Requires a valid API token and membership in the organization. Any role works — `CLIENT_ORG_ADMIN`, `PAYROLL_ADMIN`, `FINANCE_ADMIN`, `INVESTOR`, or `RECIPIENT`.

### Admin (`AdminOperation`)

Requires `CLIENT_ORG_ADMIN` or another admin-level role (`PAYROLL_ADMIN` for some operations). The exact admin roles accepted vary by endpoint, but `CLIENT_ORG_ADMIN` always works.

### CLIENT\_ORG\_ADMIN Only (`TokuClientAdminOperation`)

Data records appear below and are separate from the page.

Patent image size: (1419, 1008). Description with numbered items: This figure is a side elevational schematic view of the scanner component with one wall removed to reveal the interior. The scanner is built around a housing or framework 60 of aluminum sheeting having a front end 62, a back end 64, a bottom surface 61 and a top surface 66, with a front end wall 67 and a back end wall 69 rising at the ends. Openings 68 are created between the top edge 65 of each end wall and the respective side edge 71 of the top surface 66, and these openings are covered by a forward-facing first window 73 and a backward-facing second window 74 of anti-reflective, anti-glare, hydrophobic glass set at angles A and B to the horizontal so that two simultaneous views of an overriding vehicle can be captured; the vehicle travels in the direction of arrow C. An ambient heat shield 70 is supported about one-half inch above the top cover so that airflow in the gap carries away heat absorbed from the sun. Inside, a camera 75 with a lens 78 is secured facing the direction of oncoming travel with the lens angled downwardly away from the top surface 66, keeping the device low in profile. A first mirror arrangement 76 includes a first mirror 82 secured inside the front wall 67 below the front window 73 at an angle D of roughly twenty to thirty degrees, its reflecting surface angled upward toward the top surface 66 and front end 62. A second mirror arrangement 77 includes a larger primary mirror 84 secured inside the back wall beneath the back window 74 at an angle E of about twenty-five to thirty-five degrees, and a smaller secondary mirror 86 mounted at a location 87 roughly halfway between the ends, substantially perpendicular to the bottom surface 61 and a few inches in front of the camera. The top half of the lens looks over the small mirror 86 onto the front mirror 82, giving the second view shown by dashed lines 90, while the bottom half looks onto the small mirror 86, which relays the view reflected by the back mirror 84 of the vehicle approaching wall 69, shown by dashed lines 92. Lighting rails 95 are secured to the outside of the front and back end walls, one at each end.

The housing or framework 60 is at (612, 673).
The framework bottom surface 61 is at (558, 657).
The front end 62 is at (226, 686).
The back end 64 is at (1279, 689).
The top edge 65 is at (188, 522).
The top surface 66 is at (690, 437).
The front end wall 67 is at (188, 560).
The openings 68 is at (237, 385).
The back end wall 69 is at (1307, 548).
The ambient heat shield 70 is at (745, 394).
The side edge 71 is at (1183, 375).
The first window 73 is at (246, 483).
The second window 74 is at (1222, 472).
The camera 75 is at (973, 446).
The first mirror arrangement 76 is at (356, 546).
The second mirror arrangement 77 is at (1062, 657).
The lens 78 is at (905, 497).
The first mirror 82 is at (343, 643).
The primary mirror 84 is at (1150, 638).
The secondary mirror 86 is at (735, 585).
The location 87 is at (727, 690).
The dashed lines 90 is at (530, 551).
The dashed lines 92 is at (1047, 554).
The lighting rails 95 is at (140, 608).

Strictly requires the `CLIENT_ORG_ADMIN` role. No other admin role is accepted.

***

## Error When Permission Denied

```json theme={null}
{
  "error": "Invalid token or insufficient permissions",
  "details": "User does not have role CLIENT_ORG_ADMIN in organization aa0e8400-..."
}
```

**Status code:** `403 Forbidden` (role mismatch) or `401 Unauthorized` (invalid token)

***

## Recommendation

For a complete 3rd party integration that manages grants, wallets, and employees, create your API token with **`CLIENT_ORG_ADMIN`**. This is the only role guaranteed to work with all 68 public endpoints.